Belfast Telegraph

Take a walk on the Pride side of life

He's the Pride of the country 'n' western world ... and headed this way. Damien Murray salutes a proper Charley

One of C'n'W's all-time best-sellers, Charley Pride, who is second in sales only to Elvis Presley on RCA Records, makes his anticipated return to the Waterfront Hall on Sunday and Monday.

The Texan singer's incredible legacy includes three dozen chart-topping country songs plus more than 70 million albums sold since 1969, when he first hit the top of the singles chart with All I Have To Offer You (Is Me).

Dozens of Pride's chart toppers now stand as modern classics, while his Kiss An Angel Good Morning recording went on to be a million-selling crossover single and helped Pride land Country Music Association Awards as Entertainer of the Year in 1971 and Top Male Vocalist in 1971 and 1972.

Other Pride standards include Crystal Chandeliers, Is Anybody Goin To San Antone?, Mississippi Cotton Picking Delta Town and Someone Loves You Honey.

Freddie White, who appears at the Real Music Club at the Errigle Inn on Thursday, has long been synonymous with music of the highest quality.

Whether interpreting songs by his favourite writers, such as Randy Newman, Tom Waits, John Hiatt and Guy Clark, or performing his own classy compositions, White's live performances are nothing short of legendary.

Born in Cobh, Co Cork, into a musical family, he was playing professionally by the age of 17 and moved to London two years later and, while busking there in the subways, developed his unique voice and guitar style.

He was a founding member of Scullion and later formed one of the seminal Irish bands of the late 1970s, The Fake, before forming The Freddie White Band in 1978. With his early albums, White introduced an eclectic repertoire of music, which spanned musical genres and eras, to an Irish audience.

Since returning to Ireland in 2004 after many years living in America, he has regularly toured and during the past year has dedicated himself to the development of his latest recording, collaborating with songwriters Jimmy MacCarthy and Jim Barrett.

This latest offering, the acoustic-feeling Stormy Lullaby, is a stunning collection of moody tracks in which White's musicianship and voice shine through.

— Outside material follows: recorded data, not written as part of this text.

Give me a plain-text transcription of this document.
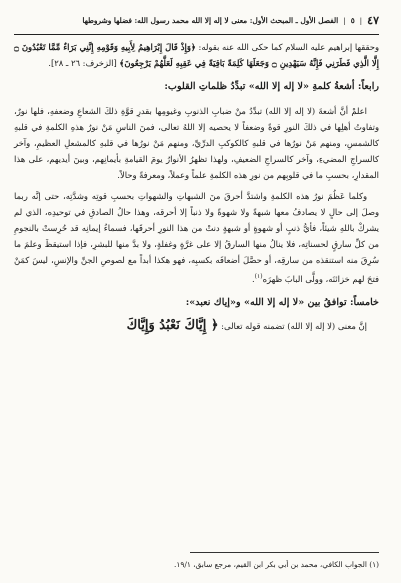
٤٧
|
٥
|
الفصل الأول ـ المبحث الأول: معنى لا إله إلا الله محمد رسول الله: فضلها وشروطها

وحققها إبراهيم عليه السلام كما حكى الله عنه بقوله: ﴿وَإِذْ قَالَ إِبْرَاهِيمُ لِأَبِيهِ وَقَوْمِهِ إِنَّنِي بَرَاءٌ مِّمَّا تَعْبُدُونَ ۝ إِلَّا الَّذِي فَطَرَنِي فَإِنَّهُ سَيَهْدِينِ ۝ وَجَعَلَهَا كَلِمَةً بَاقِيَةً فِي عَقِبِهِ لَعَلَّهُمْ يَرْجِعُونَ﴾ [الزخرف: ٢٦ ـ ٢٨].

رابعاً: أشعةُ كلمةِ «لا إله إلا الله» تبدِّدُ ظلماتِ القلوب:

اعلمْ أنَّ أشعةَ (لا إله إلا الله) تبدِّدُ منْ ضبابِ الذنوبِ وغيومِها بقدرِ قوَّةِ ذلكَ الشعاعِ وضعفهِ، فلها نورٌ، وتفاوتُ أهلِها في ذلكَ النورِ قوةً وضعفاً لا يحصيه إلا اللهُ تعالى، فمنَ الناسِ مَنْ نورُ هذهِ الكلمةِ في قلبهِ كالشمسِ، ومنهم مَنْ نورُها في قلبهِ كالكوكبِ الدرِّيِّ، ومنهم مَنْ نورُها في قلبهِ كالمشعلِ العظيمِ، وآخر كالسراجِ المضيءِ، وآخر كالسراجِ الضعيفِ، ولهذا تظهرُ الأنوارُ يومَ القيامةِ بأيمانِهم، وبينَ أيديهم، على هذا المقدارِ، بحسبِ ما في قلوبِهم من نورِ هذه الكلمةِ علماً وعملاً، ومعرفةً وحالاً.

وكلما عَظُمَ نورُ هذه الكلمةِ واشتدَّ أحرقَ منَ الشبهاتِ والشهواتِ بحسبِ قوتِه وشدَّتِه، حتى إنَّه ربما وصلَ إلى حالٍ لا يصادفُ معها شبهةً ولا شهوةً ولا ذنباً إلا أحرقه، وهذا حالُ الصادقِ في توحيدِه، الذي لم يشركْ باللهِ شيئاً، فأيُّ ذنبٍ أو شهوةٍ أو شبهةٍ دنتْ من هذا النورِ أحرقَها، فسماءُ إيمانِه قد حُرِستْ بالنجومِ من كلِّ سارقٍ لحسناتِه، فلا ينالُ منها السارقُ إلا على غرَّةٍ وغفلةٍ، ولا بدَّ منها للبشرِ، فإذا استيقظَ وعلمَ ما سُرِقَ منه استنقذه من سارقِه، أو حصَّلَ أضعافَه بكسبِه، فهو هكذا أبداً مع لصوصِ الجنِّ والإنسِ، ليسَ كمَنْ فتحَ لهم خزائنَه، وولَّى البابَ ظهرَه$^{(١)}$.

خامساً: توافقُ بين «لا إله إلا الله» و«إياك نعبد»:

إنَّ معنى (لا إله إلا الله) تضمنه قوله تعالى: ﴿ إِيَّاكَ نَعْبُدُ وَإِيَّاكَ

(١) الجواب الكافي، محمد بن أبي بكر ابن القيم، مرجع سابق، ١٩/١.
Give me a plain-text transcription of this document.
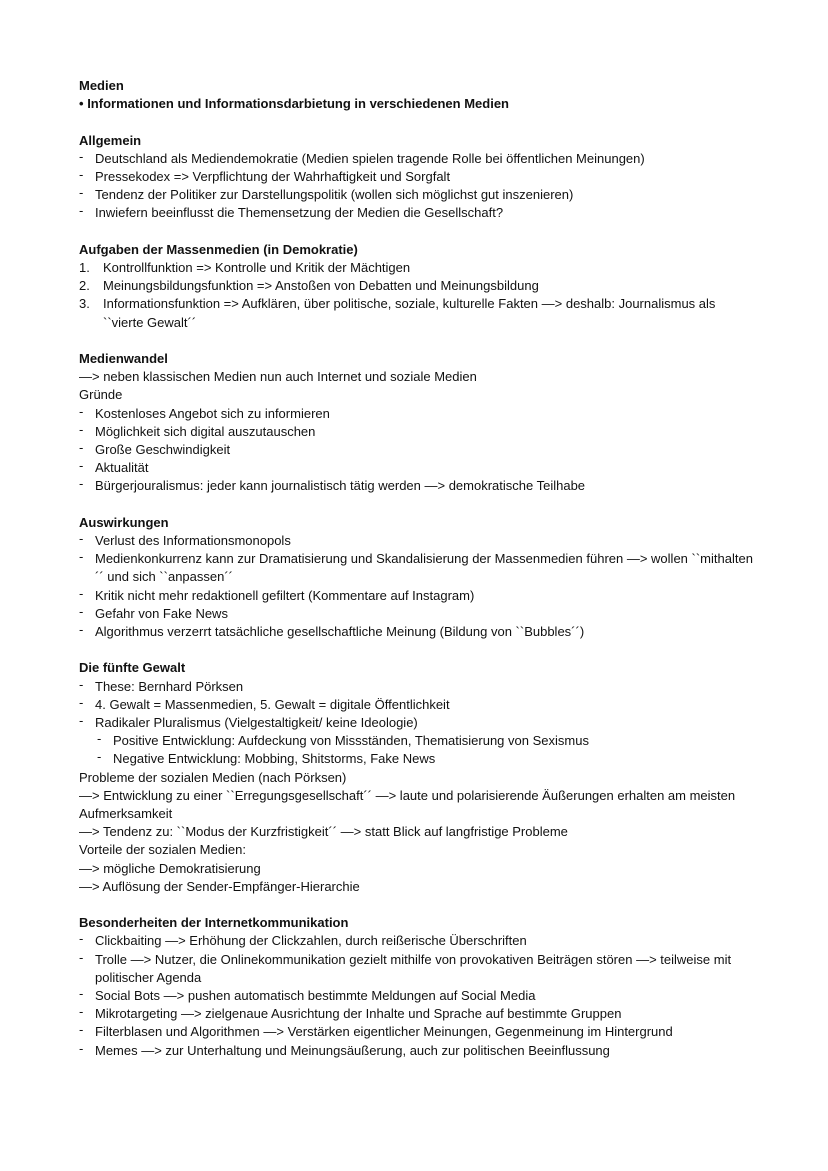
Medien
• Informationen und Informationsdarbietung in verschiedenen Medien
Allgemein
- Deutschland als Mediendemokratie (Medien spielen tragende Rolle bei öffentlichen Meinungen)
- Pressekodex => Verpflichtung der Wahrhaftigkeit und Sorgfalt
- Tendenz der Politiker zur Darstellungspolitik (wollen sich möglichst gut inszenieren)
- Inwiefern beeinflusst die Themensetzung der Medien die Gesellschaft?
Aufgaben der Massenmedien (in Demokratie)
1. Kontrollfunktion => Kontrolle und Kritik der Mächtigen
2. Meinungsbildungsfunktion => Anstoßen von Debatten und Meinungsbildung
3. Informationsfunktion => Aufklären, über politische, soziale, kulturelle Fakten —> deshalb: Journalismus als ``vierte Gewalt´´
Medienwandel
—> neben klassischen Medien nun auch Internet und soziale Medien
Gründe
- Kostenloses Angebot sich zu informieren
- Möglichkeit sich digital auszutauschen
- Große Geschwindigkeit
- Aktualität
- Bürgerjouralismus: jeder kann journalistisch tätig werden —> demokratische Teilhabe
Auswirkungen
- Verlust des Informationsmonopols
- Medienkonkurrenz kann zur Dramatisierung und Skandalisierung der Massenmedien führen —> wollen ``mithalten´´ und sich ``anpassen´´
- Kritik nicht mehr redaktionell gefiltert (Kommentare auf Instagram)
- Gefahr von Fake News
- Algorithmus verzerrt tatsächliche gesellschaftliche Meinung (Bildung von ``Bubbles´´)
Die fünfte Gewalt
- These: Bernhard Pörksen
- 4. Gewalt = Massenmedien, 5. Gewalt = digitale Öffentlichkeit
- Radikaler Pluralismus (Vielgestaltigkeit/ keine Ideologie)
- Positive Entwicklung: Aufdeckung von Missständen, Thematisierung von Sexismus
- Negative Entwicklung: Mobbing, Shitstorms, Fake News
Probleme der sozialen Medien (nach Pörksen)
—> Entwicklung zu einer ``Erregungsgesellschaft´´ —> laute und polarisierende Äußerungen erhalten am meisten Aufmerksamkeit
—> Tendenz zu: ``Modus der Kurzfristigkeit´´ —> statt Blick auf langfristige Probleme
Vorteile der sozialen Medien:
—> mögliche Demokratisierung
—> Auflösung der Sender-Empfänger-Hierarchie
Besonderheiten der Internetkommunikation
- Clickbaiting —> Erhöhung der Clickzahlen, durch reißerische Überschriften
- Trolle —> Nutzer, die Onlinekommunikation gezielt mithilfe von provokativen Beiträgen stören —> teilweise mit politischer Agenda
- Social Bots —> pushen automatisch bestimmte Meldungen auf Social Media
- Mikrotargeting —> zielgenaue Ausrichtung der Inhalte und Sprache auf bestimmte Gruppen
- Filterblasen und Algorithmen —> Verstärken eigentlicher Meinungen, Gegenmeinung im Hintergrund
- Memes —> zur Unterhaltung und Meinungsäußerung, auch zur politischen Beeinflussung
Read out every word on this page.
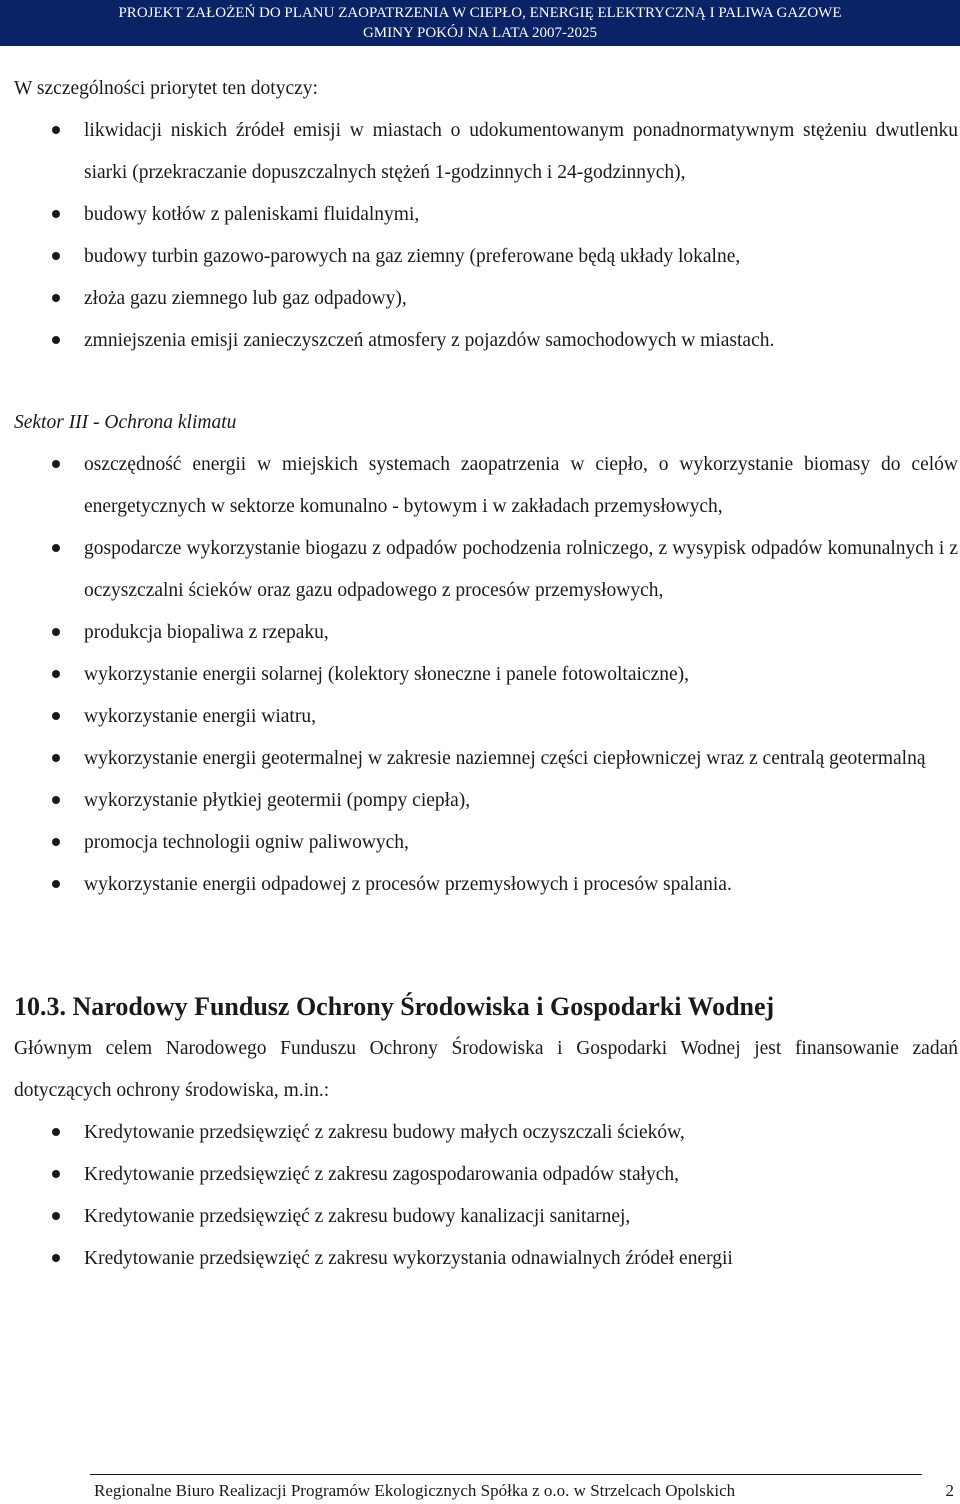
PROJEKT ZAŁOŻEŃ DO PLANU ZAOPATRZENIA W CIEPŁO, ENERGIĘ ELEKTRYCZNĄ I PALIWA GAZOWE
GMINY POKÓJ NA LATA 2007-2025

W szczególności priorytet ten dotyczy:

likwidacji niskich źródeł emisji w miastach o udokumentowanym ponadnormatywnym stężeniu dwutlenku siarki (przekraczanie dopuszczalnych stężeń 1-godzinnych i 24-godzinnych),
budowy kotłów z paleniskami fluidalnymi,
budowy turbin gazowo-parowych na gaz ziemny (preferowane będą układy lokalne,
złoża gazu ziemnego lub gaz odpadowy),
zmniejszenia emisji zanieczyszczeń atmosfery z pojazdów samochodowych w miastach.

Sektor III - Ochrona klimatu

oszczędność energii w miejskich systemach zaopatrzenia w ciepło, o wykorzystanie biomasy do celów energetycznych w sektorze komunalno - bytowym i w zakładach przemysłowych,
gospodarcze wykorzystanie biogazu z odpadów pochodzenia rolniczego, z wysypisk odpadów komunalnych i z oczyszczalni ścieków oraz gazu odpadowego z procesów przemysłowych,
produkcja biopaliwa z rzepaku,
wykorzystanie energii solarnej (kolektory słoneczne i panele fotowoltaiczne),
wykorzystanie energii wiatru,
wykorzystanie energii geotermalnej w zakresie naziemnej części ciepłowniczej wraz z centralą geotermalną
wykorzystanie płytkiej geotermii (pompy ciepła),
promocja technologii ogniw paliwowych,
wykorzystanie energii odpadowej z procesów przemysłowych i procesów spalania.

10.3. Narodowy Fundusz Ochrony Środowiska i Gospodarki Wodnej

Głównym celem Narodowego Funduszu Ochrony Środowiska i Gospodarki Wodnej jest finansowanie zadań dotyczących ochrony środowiska, m.in.:

Kredytowanie przedsięwzięć z zakresu budowy małych oczyszczali ścieków,
Kredytowanie przedsięwzięć z zakresu zagospodarowania odpadów stałych,
Kredytowanie przedsięwzięć z zakresu budowy kanalizacji sanitarnej,
Kredytowanie przedsięwzięć z zakresu wykorzystania odnawialnych źródeł energii
Regionalne Biuro Realizacji Programów Ekologicznych Spółka z o.o. w Strzelcach Opolskich	2
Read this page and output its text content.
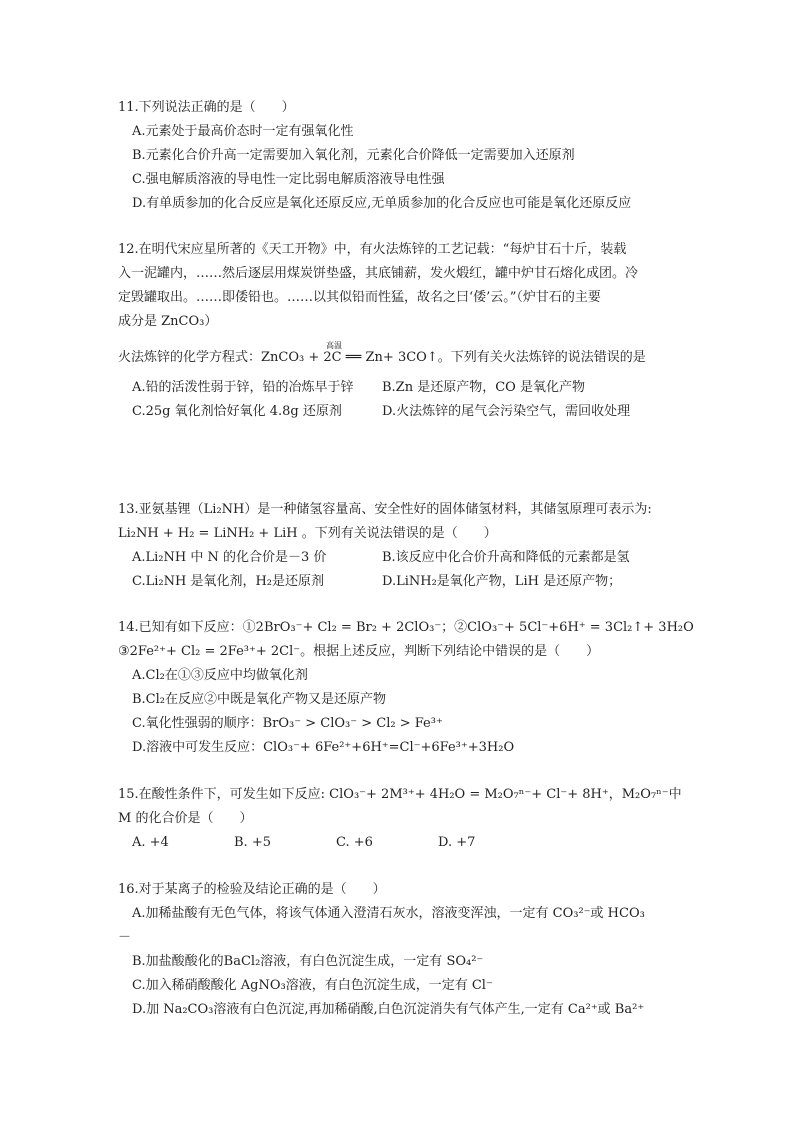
11.下列说法正确的是（　　）
A.元素处于最高价态时一定有强氧化性
B.元素化合价升高一定需要加入氧化剂，元素化合价降低一定需要加入还原剂
C.强电解质溶液的导电性一定比弱电解质溶液导电性强
D.有单质参加的化合反应是氧化还原反应,无单质参加的化合反应也可能是氧化还原反应
12.在明代宋应星所著的《天工开物》中，有火法炼锌的工艺记载：“每炉甘石十斤，装载
入一泥罐内，……然后逐层用煤炭饼垫盛，其底铺薪，发火煅红，罐中炉甘石熔化成团。冷
定毁罐取出。……即倭铅也。……以其似铅而性猛，故名之曰‘倭’云。”（炉甘石的主要
成分是 ZnCO₃）
火法炼锌的化学方程式：ZnCO₃ + 2C ══ Zn+ 3CO↑。下列有关火法炼锌的说法错误的是
高温
A.铅的活泼性弱于锌，铅的冶炼早于锌	B.Zn 是还原产物，CO 是氧化产物
C.25g 氧化剂恰好氧化 4.8g 还原剂	D.火法炼锌的尾气会污染空气，需回收处理
13.亚氨基锂（Li₂NH）是一种储氢容量高、安全性好的固体储氢材料，其储氢原理可表示为:
Li₂NH + H₂ = LiNH₂ + LiH 。下列有关说法错误的是（　　）
A.Li₂NH 中 N 的化合价是－3 价	B.该反应中化合价升高和降低的元素都是氢
C.Li₂NH 是氧化剂，H₂是还原剂	D.LiNH₂是氧化产物，LiH 是还原产物；
14.已知有如下反应：①2BrO₃⁻+ Cl₂ = Br₂ + 2ClO₃⁻；②ClO₃⁻+ 5Cl⁻+6H⁺ = 3Cl₂↑+ 3H₂O
③2Fe²⁺+ Cl₂ = 2Fe³⁺+ 2Cl⁻。根据上述反应，判断下列结论中错误的是（　　）
A.Cl₂在①③反应中均做氧化剂
B.Cl₂在反应②中既是氧化产物又是还原产物
C.氧化性强弱的顺序：BrO₃⁻ > ClO₃⁻ > Cl₂ > Fe³⁺
D.溶液中可发生反应：ClO₃⁻+ 6Fe²⁺+6H⁺=Cl⁻+6Fe³⁺+3H₂O
15.在酸性条件下，可发生如下反应: ClO₃⁻+ 2M³⁺+ 4H₂O = M₂O₇ⁿ⁻+ Cl⁻+ 8H⁺，M₂O₇ⁿ⁻中
M 的化合价是（　　）
A. +4	B. +5	C. +6	D. +7
16.对于某离子的检验及结论正确的是（　　）
A.加稀盐酸有无色气体，将该气体通入澄清石灰水，溶液变浑浊，一定有 CO₃²⁻或 HCO₃
－
B.加盐酸酸化的BaCl₂溶液，有白色沉淀生成，一定有 SO₄²⁻
C.加入稀硝酸酸化 AgNO₃溶液，有白色沉淀生成，一定有 Cl⁻
D.加 Na₂CO₃溶液有白色沉淀,再加稀硝酸,白色沉淀消失有气体产生,一定有 Ca²⁺或 Ba²⁺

The album showcases what he does best — that is 'get inside' and deliver heartrending, troubled love songs in a manner guaranteed to stop you in your tracks.

Local singer-songwriter, Ben Glover, is not only topical at this time of year because of the title of his excellent album, The Week The Clocks Changed, but also because of all of the top-notch artists who showcased their music in America two weeks ago, as part of the Northern Ireland Music Industry Commission's series of concerts for industry heads, it was Glover who made the most of his time by networking with some high-profile music names, including the legendary Willie Nelson.

Look out for both the great blues vocals and guitar playing of Ireland's answer to Bonnie Riatt, Grainne Duffy, when she appears with her full band at Belfast's Rotterdam Bar on Thursday and for the angelic vocal tones of Tommy Fleming, which will be ringing around Cookstown's Burnavon Theatre when the Sligo singer appears in concert there tomorrow night.

Finally, a reminder that the remaining local dates on Hal Ketchum's current tour include St Joseph's Hall, Omagh (tonight), Coleraine's Riverside Theatre (tomorrow), Armagh's Market Place Theatre (Tuesday), Belfast's Waterfront Studio (Wednesday), Enniskillen's Ardhowen Theatre (Thursday and Friday) and The Millennium Forum, Londonderry (April 13).